If the direct start is dry its safe and fun, or wet its still safe and fun. Blue collar all the way.
there's also another start just to the left of the direct, can't find it in my guide book.
Its excellent though. Not sure I would put a cam in the first horizontal, the others I would.
After pulling the moves (crux) Stand up clip the bolt traverse (R) into the crack. Fun balance moves with hard to see feet.
By Alex Ch
From: Fairfield, CT
Jul 3, 2014

do this climb
By Mat Brunton
Jul 12, 2015
rating: 5.9+ 5c 17 VI 17 E1 5a

So fun! I found the vertical crack below the horizontal crack to be the crux and harder than traversing the short horizontal crack.
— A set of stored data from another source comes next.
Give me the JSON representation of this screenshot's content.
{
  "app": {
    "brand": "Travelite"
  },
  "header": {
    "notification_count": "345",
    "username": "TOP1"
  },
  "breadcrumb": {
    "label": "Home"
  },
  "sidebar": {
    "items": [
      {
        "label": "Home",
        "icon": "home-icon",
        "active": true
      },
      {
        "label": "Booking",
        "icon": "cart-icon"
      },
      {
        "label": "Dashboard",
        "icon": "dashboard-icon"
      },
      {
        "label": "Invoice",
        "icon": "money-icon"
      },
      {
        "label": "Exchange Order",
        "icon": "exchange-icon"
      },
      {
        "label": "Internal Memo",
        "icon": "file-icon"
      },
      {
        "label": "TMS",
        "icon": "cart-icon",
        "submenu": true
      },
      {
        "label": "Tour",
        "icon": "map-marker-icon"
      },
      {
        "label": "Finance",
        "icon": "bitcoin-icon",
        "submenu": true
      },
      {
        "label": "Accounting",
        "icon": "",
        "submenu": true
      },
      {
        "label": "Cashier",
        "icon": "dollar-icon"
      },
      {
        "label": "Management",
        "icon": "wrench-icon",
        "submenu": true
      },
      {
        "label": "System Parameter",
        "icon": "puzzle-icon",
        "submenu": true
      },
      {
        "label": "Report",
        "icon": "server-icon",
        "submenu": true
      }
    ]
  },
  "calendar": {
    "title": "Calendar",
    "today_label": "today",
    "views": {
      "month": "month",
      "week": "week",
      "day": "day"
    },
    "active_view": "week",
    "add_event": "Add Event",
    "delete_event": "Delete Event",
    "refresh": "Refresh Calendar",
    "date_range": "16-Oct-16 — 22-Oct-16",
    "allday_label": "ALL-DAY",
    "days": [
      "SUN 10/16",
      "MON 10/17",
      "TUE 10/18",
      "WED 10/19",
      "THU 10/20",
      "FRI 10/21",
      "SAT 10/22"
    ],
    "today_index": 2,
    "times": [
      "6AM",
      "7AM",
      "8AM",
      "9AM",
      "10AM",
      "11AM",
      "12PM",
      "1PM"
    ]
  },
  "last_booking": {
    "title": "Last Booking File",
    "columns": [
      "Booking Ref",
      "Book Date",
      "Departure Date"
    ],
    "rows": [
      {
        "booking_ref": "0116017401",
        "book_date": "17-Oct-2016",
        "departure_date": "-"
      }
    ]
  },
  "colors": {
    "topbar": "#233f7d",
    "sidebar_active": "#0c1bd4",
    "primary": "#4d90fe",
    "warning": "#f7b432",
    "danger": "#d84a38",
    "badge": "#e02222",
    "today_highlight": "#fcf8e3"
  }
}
Be sure to use well placed and extended draws to avoid some potentially serious rope drag. Other than the easy ledge traverse low on the route, protection is great.
By oretro
Oct 7, 2015

The feet are definitely there on the second traverse...look left. This route is less slick than Penny Lane, seemed comparable in grades for that reason.
Rock Climbing Photo: Looking up at base of route. Bolted anchors are up...
Looking up at base of route. Bolted anchors are up and left.